Training Watson is done with thousands and thousands of question and answer pairs and training and the creation of the knowledge base is both human intensive and time consuming.  VST claims that their EnterpriseMind cognitive computing platform, which does not use this same training protocol, is much faster to train.

Bill Doyle, the founder of VST and the originator of the AI in EnterpriseMind explains that the analytics used are based on dynamic neural nets, similar to recurrent neural nets in that they regard each input element as related to those that came before and after (as in words in a string of speech).  The key difference appears to be that Dynamic NNs define the required number of hidden layers for themselves. 

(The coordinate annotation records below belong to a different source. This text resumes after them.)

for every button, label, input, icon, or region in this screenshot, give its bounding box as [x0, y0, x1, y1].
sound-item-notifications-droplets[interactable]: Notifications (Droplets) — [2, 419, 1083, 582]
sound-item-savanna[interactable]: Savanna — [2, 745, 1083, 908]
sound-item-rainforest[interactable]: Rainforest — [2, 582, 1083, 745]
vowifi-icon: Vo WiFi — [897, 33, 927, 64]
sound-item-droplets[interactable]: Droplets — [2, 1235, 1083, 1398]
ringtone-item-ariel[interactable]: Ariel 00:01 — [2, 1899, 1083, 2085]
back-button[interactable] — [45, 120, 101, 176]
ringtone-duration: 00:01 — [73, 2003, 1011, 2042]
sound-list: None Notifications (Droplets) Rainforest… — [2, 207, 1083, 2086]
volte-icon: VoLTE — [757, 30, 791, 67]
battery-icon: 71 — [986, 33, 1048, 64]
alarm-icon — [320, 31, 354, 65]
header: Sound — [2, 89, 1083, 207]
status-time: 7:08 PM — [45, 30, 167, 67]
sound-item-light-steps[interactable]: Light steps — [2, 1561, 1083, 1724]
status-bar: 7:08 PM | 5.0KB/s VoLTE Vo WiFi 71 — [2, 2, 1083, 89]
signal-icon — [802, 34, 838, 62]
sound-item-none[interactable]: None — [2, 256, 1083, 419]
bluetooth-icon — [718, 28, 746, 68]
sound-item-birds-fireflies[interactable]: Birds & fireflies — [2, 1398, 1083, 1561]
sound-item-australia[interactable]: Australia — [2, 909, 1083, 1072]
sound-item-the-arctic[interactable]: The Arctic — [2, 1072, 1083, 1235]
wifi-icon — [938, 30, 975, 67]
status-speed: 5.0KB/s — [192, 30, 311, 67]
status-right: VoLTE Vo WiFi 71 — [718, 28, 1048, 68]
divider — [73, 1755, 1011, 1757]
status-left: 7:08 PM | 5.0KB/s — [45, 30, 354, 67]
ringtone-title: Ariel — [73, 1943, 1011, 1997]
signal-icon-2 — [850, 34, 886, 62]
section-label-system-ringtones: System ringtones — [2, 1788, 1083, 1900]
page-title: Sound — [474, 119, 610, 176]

He explains this analysis has allowed EnterpriseMind to more closely emulate the way humans convert inputs into knowledge and understanding.  It is also the key to Ali’s contextual ability to deal with broad abstractions such as elements of the scientific method or even to address questions such as ‘what does it mean to be human’.

This appears to be a definite step up from Watson (VST is an IBM Watson partner) and allows AI to become a key component in personalized, self-paced education for everyone.  The Ali platform is scheduled for rollout to NSS/EIS in the second half of 2017.  Beyond this is the prospect of a deeply disruptive and much superior process for delivering education, one-on-one, wherever the student is, and whatever their current knowledge and capabilities.  That’s something to look forward to.